Human Rights
Just when you think Jimmy Carter has decided to enter a quiet retirement, he reappears to castigate his own country as a human rights violator and worse, as the cause for human rights violations in other countries:
Since then [September 11, 2001], while Americans continue to espouse freedom and democracy, our government's abusive practices have undermined struggles for freedom in many parts of the world. As the gross abuses at Abu Ghraib and Guantanamo Bay were revealed, the United States lost its mantle as a champion of human rights, eliminating our national ability to speak credibly on the subject, let alone restrain or gain concessions from oppressors. Tragically, a global backlash against democracy and rights activists, who are now the targets of abuse, has followed.
Carter’s moral preening is predictable and despicable at the same time. In his delusional world view, he believes that the closure of Guantanamo would somehow have led to a cessation of brutality and genocide in places like “Bosnia, Rwanda, Sudan's Darfur region and the Democratic Republic of the Congo” not to mention rogue regimes like Iran, North Korea, Cuba, Saudi Arabia and many, many others. Yeah, the world’s brutal dictatorships all look at the “horrors” of detention in Guantanamo—you know, three halal meals a day, warm showers, a soft bed, toilets, a notable lack of brutality (except in the fevered minds of those on the far Left) and say, heck, if the US would just close that camp down, I’d reform. You betcha.
And who, pray tell, does Carter and other critics of American policy look to to enforce human rights? The United Nations, of course. The utter hypocrisy of this is overwhelming. Joseph Loconte comments on the UN’s ability to defend “human rights” across the globe::
In the international community. More than half of the 47 members of the Human Rights Council, the principal U.N. body charged with promoting human rights, fail to uphold basic democratic freedoms in their own countries. Using the canards of anti-colonialism and anti-Americanism, they block resolutions that might embarrass them on the world stage. Thus, some of the most egregious offenders of human rights--including China, Cuba, North Korea, Saudi Arabia, Sudan, and Zimbabwe--typically evade censure. Last week, for example, the Human Rights Council approved a resolution praising the Kinshasa government of the Democratic Republic of Congo, whose military stands accused of mass rape and murder.
Meanwhile, U.N. preparations for a world conference against racism, a follow-up to a controversial 2001 event in Durban, carry the familiar stigmata of moral cynicism. The U.N. planning committee includes nations such as Libya, Iran, Pakistan, and Cuba. What exactly can Iran--which defends policies that criminalize and brutalize its gay community--teach the world about combating racism? Safely inoculated against self-examination, the U.N. committee has produced a draft declaration suggesting that the United States, Western Europe and other liberal democracies are discriminatory against Islam and fundamentally racist.

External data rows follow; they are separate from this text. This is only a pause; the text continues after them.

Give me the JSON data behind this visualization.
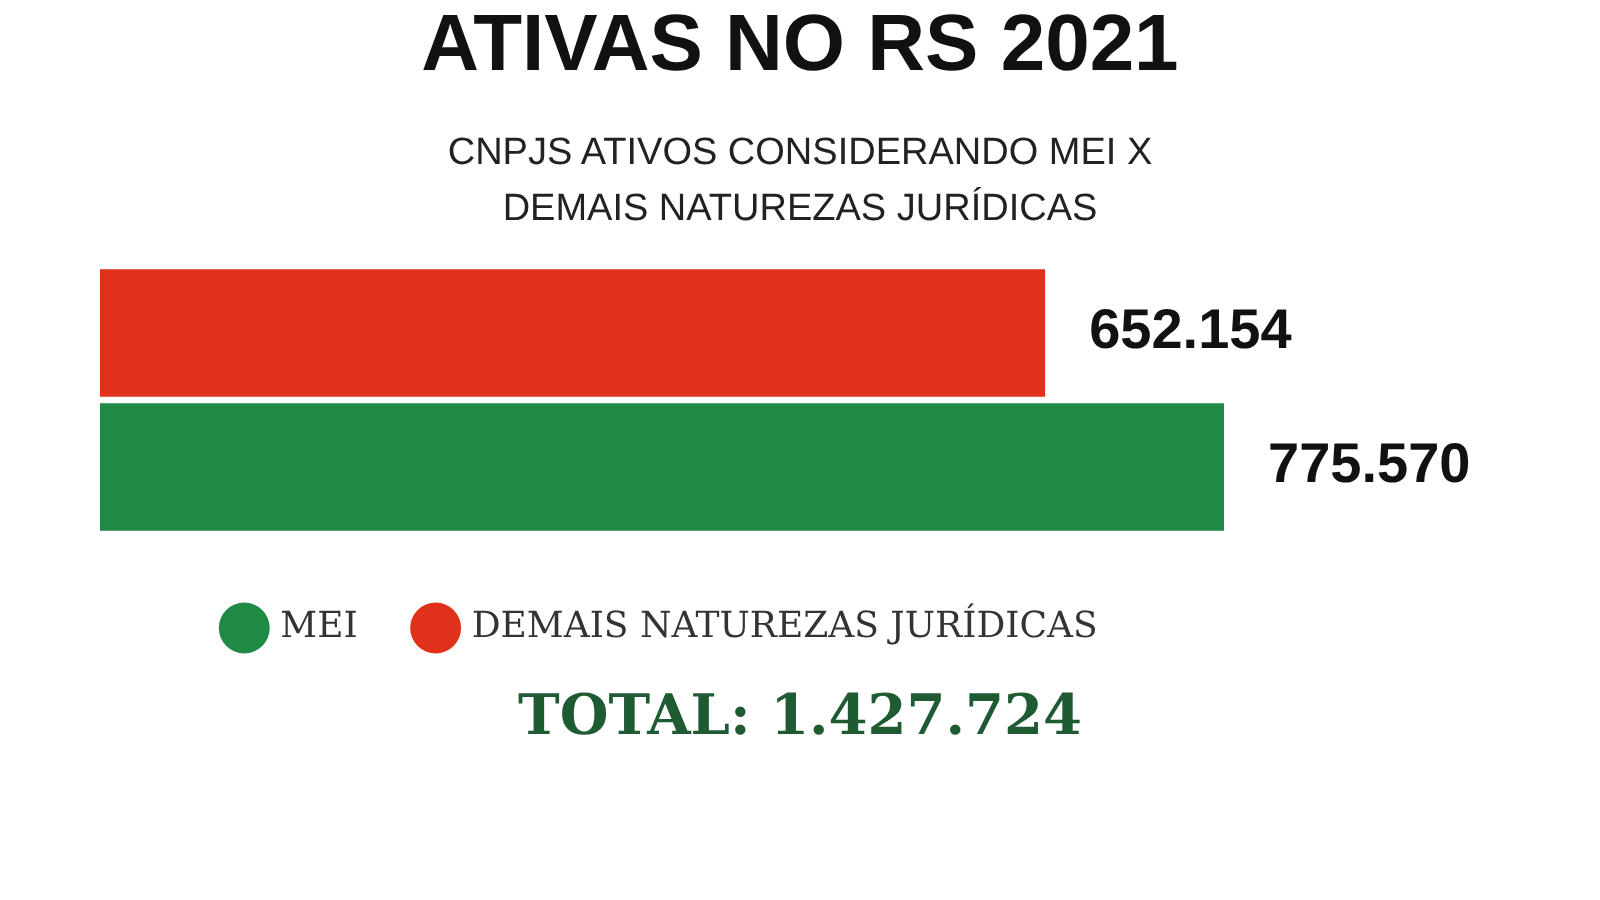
{
  "chart_data": {
    "type": "bar",
    "orientation": "horizontal",
    "title": "ATIVAS NO RS 2021",
    "subtitle": "CNPJS ATIVOS CONSIDERANDO MEI X DEMAIS NATUREZAS JURÍDICAS",
    "categories": [
      null
    ],
    "series": [
      {
        "name": "DEMAIS NATUREZAS JURÍDICAS",
        "color": "#e0321a",
        "values": [
          652154
        ],
        "value_labels": [
          "652.154"
        ]
      },
      {
        "name": "MEI",
        "color": "#1e8a45",
        "values": [
          775570
        ],
        "value_labels": [
          "775.570"
        ]
      }
    ],
    "legend": "bottom",
    "grid": false,
    "tick_labels": false,
    "annotations": [
      "TOTAL: 1.427.724"
    ]
  }
}
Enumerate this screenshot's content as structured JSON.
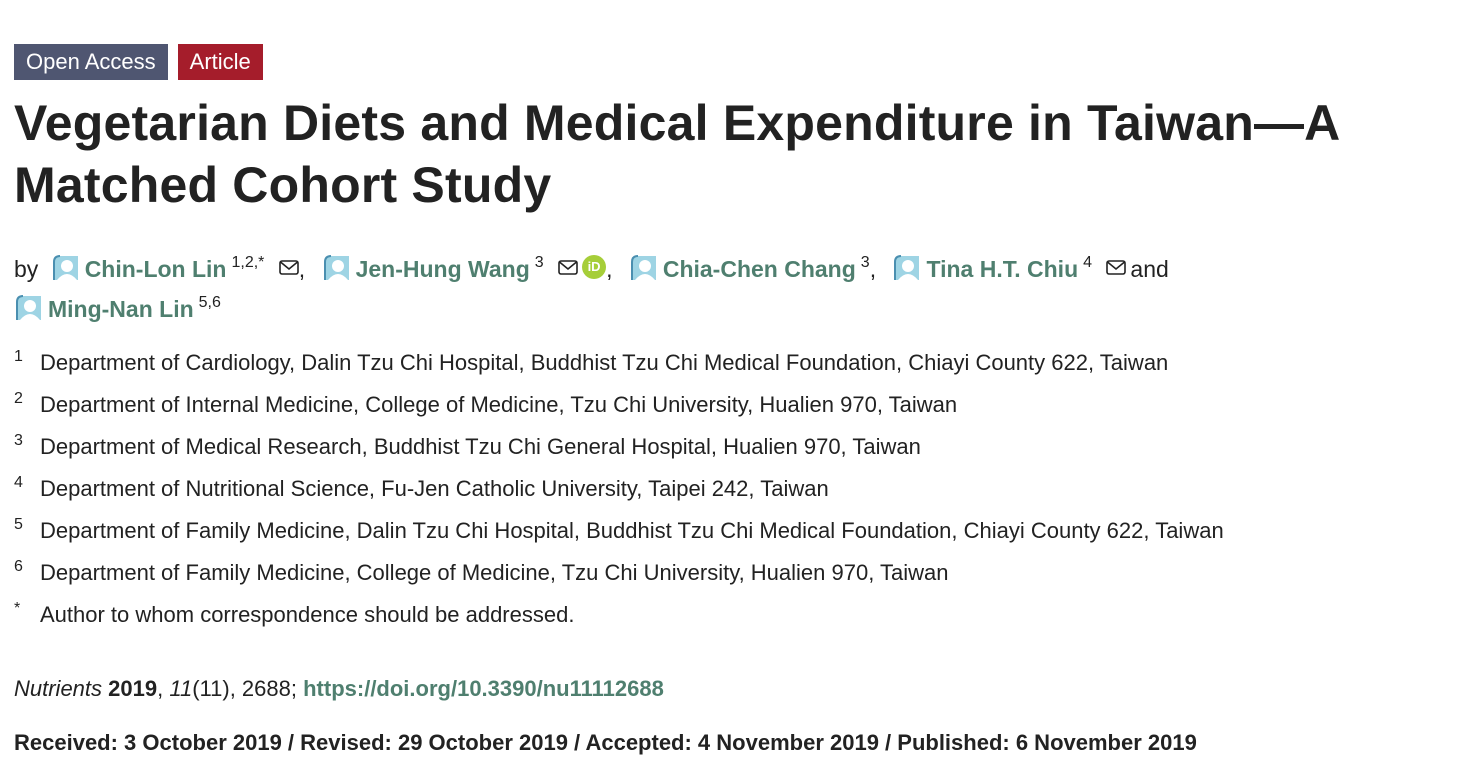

Strident anti-Israel criticism, of course, remains the norm. Last month the president of the U.N. General Assembly, Miguel d'Escoto Brockmann, called for a global campaign of "boycott, divestment, and sanctions" against Israel for its policies in the Occupied Territories. There was no mention in Brockmann's speech of terrorist attacks against Israel, the wretched fate of political prisoners in the Arab world, or the absence of democratic freedoms in the Middle East.
The UN cares little for human rights. It is corrupt and venal. Possibly that’s why Carter looks to it as an arbiter of human rights.
Over the years, I’ve written about reaction formation—a psychological phenomenon in which a person when faced with a horrifying or unpleasant situation applies a “defense mechanism in which anxiety-producing or unacceptable emotions are replaced by their direct opposites.” [Wikipedia] Carter and his acolytes cannot face the barbaric behavior that brutal regimes perpetrate on their own people and their enemies. Instead, the Carters of the world blame the USA in a delusional effort to make things better. It does nothing to solve the problem, but it allows Jimmy Cater to feel morally superior to those of us that care more about reality than delusion.